Die EU kann das stemmen

Auch Merkel wurde nach eigener Aussage am Sonntag durch die türkische Regierung überrascht, die plötzlich die Rücknahme aller Flüchtlinge anbot, die aus der Türkei illegal nach Griechenland kommen. Die Kanzlerin hat die Offerte beherzt angenommen. Den Preis Ankaras – noch einmal drei Milliarden Euro Hilfe, Abnahme von Flüchtlingen in gleicher Zahl und schnelle Visafreiheit für Türken – hält sie nicht für zu hoch. „Das sind keine Forderungen, die völlig aus dem Off gegriffen sind“, sagt Merkel. Die EU-Staaten könnten das stemmen. Das Geld komme nicht vorrangig der Türkei, sondern den dort lebenden Flüchtlingen aus Syrien zugute. Hier werde auch nicht die Tür für einen baldigen Beitritt der Türkei in die EU geöffnet. „Wir sind wirklich am Anfang des Beitrittsprozesses“, versichert die Kanzlerin.

Die geplante Abmachung sieht vor, dass die EU-Staaten syrische Flüchtlinge direkt aus der Türkei aufnehmen. Bundeskanzlerin Merkel ist überzeugt, dass so den Schleppern in der Ägäis die Geschäftsgrundlage abhanden kommt. Aber kann sie die anderen EU-Regierungschefs, die sich bisher mit großer Mehrheit Kontingentlösungen widersetzt haben, nun überzeugen, Flüchtlinge aufzunehmen? „Wenn einige Länder wie Ungarn und die Slowakei sagen: Null“, dann sei das nicht ihre Haltung. Jordanien, der Libanon, die Türkei – diese Staaten hätte zusammen viele Millionen Flüchtlinge aufgenommen. Wenn ein wohlhabender Kontinent wie Europa sage, „das ist eure Sache, dann wird uns das historisch nicht gut bekommen“.

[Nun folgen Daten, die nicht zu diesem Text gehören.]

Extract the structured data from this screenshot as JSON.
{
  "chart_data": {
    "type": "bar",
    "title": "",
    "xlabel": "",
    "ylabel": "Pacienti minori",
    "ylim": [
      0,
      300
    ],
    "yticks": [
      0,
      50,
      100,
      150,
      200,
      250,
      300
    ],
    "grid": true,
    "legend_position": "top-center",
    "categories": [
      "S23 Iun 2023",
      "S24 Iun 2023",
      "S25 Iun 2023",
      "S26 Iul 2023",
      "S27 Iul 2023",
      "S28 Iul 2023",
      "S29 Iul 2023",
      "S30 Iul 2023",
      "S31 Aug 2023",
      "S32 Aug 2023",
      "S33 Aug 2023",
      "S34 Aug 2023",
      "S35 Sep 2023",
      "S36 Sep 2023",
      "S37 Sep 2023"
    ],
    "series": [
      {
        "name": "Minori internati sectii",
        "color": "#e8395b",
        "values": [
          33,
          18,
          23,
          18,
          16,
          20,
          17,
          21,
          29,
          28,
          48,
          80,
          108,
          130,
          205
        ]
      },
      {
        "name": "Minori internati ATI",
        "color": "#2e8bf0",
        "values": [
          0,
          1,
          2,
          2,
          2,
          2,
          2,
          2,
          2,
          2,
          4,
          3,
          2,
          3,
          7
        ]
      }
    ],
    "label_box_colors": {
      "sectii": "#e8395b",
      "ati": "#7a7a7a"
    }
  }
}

Die Polarisierung der Deutschen

Die Kanzlerin kämpft an zwei Fronten gleichzeitig. International muss sie widerstrebende Staatsmänner für ihren Kurs gewinnen, daheim in Deutschland sind die Zustimmungswerte für sie persönlich wie für ihre Partei schlecht. Von einer „Polarisierung“ der deutschen Bevölkerung spricht sie in der Liederhalle, von „harten Auseinandersetzungen“. Die Republik habe viele solcher politischen Kämpfe durchlebt – um die Wiederbewaffnung, um die Atomkraft, auch den Streit um S 21 zählt Bundeskanzlerin Angela Merkel in dieser Reihe mit auf. Sie habe inzwischen gelernt, auch mit den unfairen Anwürfen, mit dem Hass zu leben, der ihr als Politikerin in solchen Phasen entgegenschlage.

Merkel war am Nachmittag zu einem Wahlkampfauftritt in Nürtingen, bevor sie nach Stuttgart kam. Wie viel Verantwortung sie sich selbst gibt für das voraussichtlich schlechte Abschneiden ihrer CDU bei der kommenden Landtagswahl? Solche Fragen lässt Merkel an sich abtropfen. Sie habe die Regel, „dass man sich mit Spekulationen nicht befasst“. Als Krisenmanagerin auf internationaler Bühne wie als Wahlkämpferin mache es keinen Sinn, zu viel über ein mögliches Scheitern nachzudenken – denn dann sei „die Hälfte der Kraft weg für die Lösung“.